Mattioli beschreibt den Krieg in Abessinien als ein
"Experimentierfeld der Gewalt" - ein Modell für
Nazi-Deutschland und seines rassistischen Eroberungskrieges im
östlichen Europa. Er fordert in seinem Buch
"Experimentierfeld der Gewalt" Italien zu einer öffentlichen
Aufarbeitung des Faschismus auf. Es sei zu einfach, sich selbst
als "brava gente" hinzustellen: Weit verbreitet ist das
Selbstbild, man sei "gutmütig". Haben sich nicht die
Italiener in einer heldenhaften "Resistenza" von der deutschen
Wehrmacht und dem Duce-Faschismus befreit? Aber dieses Selbstbild
trügt und hält einer genaueren Untersuchung von
kollektiven Gewaltexzessen mit italienischer Beteiligung nicht
stand. Der "Resistenza-Mythos" wurde in den letzten Jahren durch
eine Unzahl von historischen Untersuchungen zumindest
relativiert. Und war da nicht auch noch etwas mit italienischen
Truppen Anfang der dreissiger Jahre in Afrika?
Kramt man in den Erinnerungen italienischer Familien, stösst
man in auffallend vielen Fällen auf Namen von Männern,
die in Afrika den "Heldentod" gestorben sind oder die dort
während der faschistischen Jahre gekämpft haben. Was
aber genau dort passiert ist, weiß man nicht mehr oder will
es auch nicht mehr wissen. Ein den Nürnberger
Kriegsverbrecherprozessen ähnelndes Gerichtsverfahren hat es
nie gegeben. Inzwischen liegen jedoch über diese
Expansionszeit des italienischen Faschismus eine Unmenge an
Detailstudien vor, die Leugnungen oder Verdrängungen nicht
mehr erlauben. Es war vornehmlich der Historiker Angelo Del Boca,
der ebenso nüchtern wie obsessiv diesen weissen Fleck der
italienischen Geschichte im 20. Jahrhundert erforscht hat. Seine
Erkenntnisse über das barbarische Wüten italienischer
Soldaten in Afrika, vor allem im sogenannten "Abessinien-Krieg"
Mitte der dreissiger Jahre, wurden in der Öffentlichkeit
zunächst infrage gestellt oder relativiert.

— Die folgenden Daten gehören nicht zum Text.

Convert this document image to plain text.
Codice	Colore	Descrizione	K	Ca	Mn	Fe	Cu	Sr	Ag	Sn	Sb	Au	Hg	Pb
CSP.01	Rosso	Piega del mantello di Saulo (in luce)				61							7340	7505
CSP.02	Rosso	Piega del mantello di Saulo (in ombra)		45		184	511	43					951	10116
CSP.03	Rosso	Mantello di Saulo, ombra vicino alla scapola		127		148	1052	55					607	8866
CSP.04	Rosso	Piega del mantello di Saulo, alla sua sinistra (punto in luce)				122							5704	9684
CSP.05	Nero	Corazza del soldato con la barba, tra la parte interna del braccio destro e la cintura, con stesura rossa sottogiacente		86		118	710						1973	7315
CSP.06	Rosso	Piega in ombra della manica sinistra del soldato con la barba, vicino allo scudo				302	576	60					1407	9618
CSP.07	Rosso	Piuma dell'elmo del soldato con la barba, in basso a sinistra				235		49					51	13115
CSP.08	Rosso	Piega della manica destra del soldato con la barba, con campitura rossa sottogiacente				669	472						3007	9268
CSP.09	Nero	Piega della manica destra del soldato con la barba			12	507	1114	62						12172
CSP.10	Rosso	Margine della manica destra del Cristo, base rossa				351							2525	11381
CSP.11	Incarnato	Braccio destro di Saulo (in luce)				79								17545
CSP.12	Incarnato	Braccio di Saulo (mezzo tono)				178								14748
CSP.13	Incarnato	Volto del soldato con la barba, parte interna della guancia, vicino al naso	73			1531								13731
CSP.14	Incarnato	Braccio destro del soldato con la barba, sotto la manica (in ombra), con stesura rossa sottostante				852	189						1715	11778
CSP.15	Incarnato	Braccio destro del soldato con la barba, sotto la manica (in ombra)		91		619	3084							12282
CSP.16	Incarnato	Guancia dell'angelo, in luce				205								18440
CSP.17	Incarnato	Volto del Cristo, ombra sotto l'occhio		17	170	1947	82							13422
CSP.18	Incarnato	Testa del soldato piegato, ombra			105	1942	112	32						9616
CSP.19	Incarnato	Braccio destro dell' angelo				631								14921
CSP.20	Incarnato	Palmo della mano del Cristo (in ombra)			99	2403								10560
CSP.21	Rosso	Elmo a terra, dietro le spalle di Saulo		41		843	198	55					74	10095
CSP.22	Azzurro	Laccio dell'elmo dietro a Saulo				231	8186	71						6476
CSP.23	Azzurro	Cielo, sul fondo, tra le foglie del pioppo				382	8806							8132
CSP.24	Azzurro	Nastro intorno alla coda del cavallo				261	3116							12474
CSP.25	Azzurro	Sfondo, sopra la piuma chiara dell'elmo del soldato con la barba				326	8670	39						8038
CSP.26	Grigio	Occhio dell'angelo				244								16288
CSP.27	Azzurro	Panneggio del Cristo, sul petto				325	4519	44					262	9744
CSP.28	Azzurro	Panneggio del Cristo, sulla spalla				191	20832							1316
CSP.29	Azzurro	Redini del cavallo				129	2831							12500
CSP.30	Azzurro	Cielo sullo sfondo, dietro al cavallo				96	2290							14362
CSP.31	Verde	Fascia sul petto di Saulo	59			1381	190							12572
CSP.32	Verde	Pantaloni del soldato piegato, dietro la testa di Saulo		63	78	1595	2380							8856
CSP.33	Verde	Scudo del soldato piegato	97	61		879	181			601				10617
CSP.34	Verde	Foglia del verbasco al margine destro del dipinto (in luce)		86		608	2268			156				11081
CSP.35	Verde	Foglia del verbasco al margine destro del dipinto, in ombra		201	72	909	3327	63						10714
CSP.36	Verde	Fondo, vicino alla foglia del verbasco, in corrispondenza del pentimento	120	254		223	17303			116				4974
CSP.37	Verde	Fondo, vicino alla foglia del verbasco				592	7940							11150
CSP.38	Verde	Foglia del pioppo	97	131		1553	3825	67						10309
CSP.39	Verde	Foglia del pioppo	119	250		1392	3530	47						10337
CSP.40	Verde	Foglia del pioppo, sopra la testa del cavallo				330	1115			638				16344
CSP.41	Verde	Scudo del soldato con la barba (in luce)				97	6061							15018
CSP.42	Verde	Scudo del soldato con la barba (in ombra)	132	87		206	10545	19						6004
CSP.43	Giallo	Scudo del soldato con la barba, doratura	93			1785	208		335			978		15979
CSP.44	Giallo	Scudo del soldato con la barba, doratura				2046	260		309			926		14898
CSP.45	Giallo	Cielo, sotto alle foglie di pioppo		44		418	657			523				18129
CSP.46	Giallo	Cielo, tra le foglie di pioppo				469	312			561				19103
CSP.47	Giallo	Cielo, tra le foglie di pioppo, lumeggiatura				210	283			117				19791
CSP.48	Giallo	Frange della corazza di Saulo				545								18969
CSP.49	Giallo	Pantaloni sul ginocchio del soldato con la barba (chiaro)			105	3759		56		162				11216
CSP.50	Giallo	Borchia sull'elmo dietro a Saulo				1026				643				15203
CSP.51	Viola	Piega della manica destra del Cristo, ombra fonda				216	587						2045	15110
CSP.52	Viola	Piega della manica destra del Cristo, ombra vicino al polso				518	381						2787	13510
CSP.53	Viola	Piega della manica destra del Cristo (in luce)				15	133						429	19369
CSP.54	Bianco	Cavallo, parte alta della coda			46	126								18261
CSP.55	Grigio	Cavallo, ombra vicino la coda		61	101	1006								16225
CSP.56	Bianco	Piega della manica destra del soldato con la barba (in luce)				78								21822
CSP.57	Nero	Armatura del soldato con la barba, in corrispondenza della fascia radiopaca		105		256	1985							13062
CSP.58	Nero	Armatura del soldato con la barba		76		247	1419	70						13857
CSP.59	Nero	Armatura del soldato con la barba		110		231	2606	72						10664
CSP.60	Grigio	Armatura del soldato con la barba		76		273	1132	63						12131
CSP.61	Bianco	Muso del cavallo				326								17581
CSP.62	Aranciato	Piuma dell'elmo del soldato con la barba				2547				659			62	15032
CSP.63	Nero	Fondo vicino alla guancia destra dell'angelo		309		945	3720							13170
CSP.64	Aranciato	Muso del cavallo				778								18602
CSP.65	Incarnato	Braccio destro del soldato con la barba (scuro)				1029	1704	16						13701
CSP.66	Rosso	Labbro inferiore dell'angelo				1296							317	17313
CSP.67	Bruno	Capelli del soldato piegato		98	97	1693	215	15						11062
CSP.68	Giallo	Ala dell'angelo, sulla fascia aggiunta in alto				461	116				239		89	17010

Auf Del Boca stützt sich auch der Schweizer Zeithistoriker
Aram Mattioli, der seine eigenen Forschungen jetzt unter dem
Titel "Experimentierfeld der Gewalt" zusammengefasst hat. Von
Mussolini wird der Befehl überliefert, mit dem er seinen
Oberbefehlshaber Emilio de Bono in den Osten des afrikanischen
Kontinents geschickt hat: "Hauptsache ist, schnell machen und
kräftig draufhauen". Und dieser Befehl wurde auch
wörtlich ausgeführt. In der Zeit zwischen 1935 und 1941
fielen zwischen 350.000 und 760.000 Äthiopier einem
brutalen, einzig dem Expansionsdrang des faschistischen Italiens
geschuldeten Krieg zum Opfer. Chemische Waffen wurden gegen die
Zivilbevölkerung eingesetzt als handele es sich um
Ungeziefer - was ja wohl auch der Meinung der Obersten
Heeresleitung entsprach. Und dieser Ausrottungsfeldzug, so
jedenfalls die These von Aram Mattioli, war für die im 20.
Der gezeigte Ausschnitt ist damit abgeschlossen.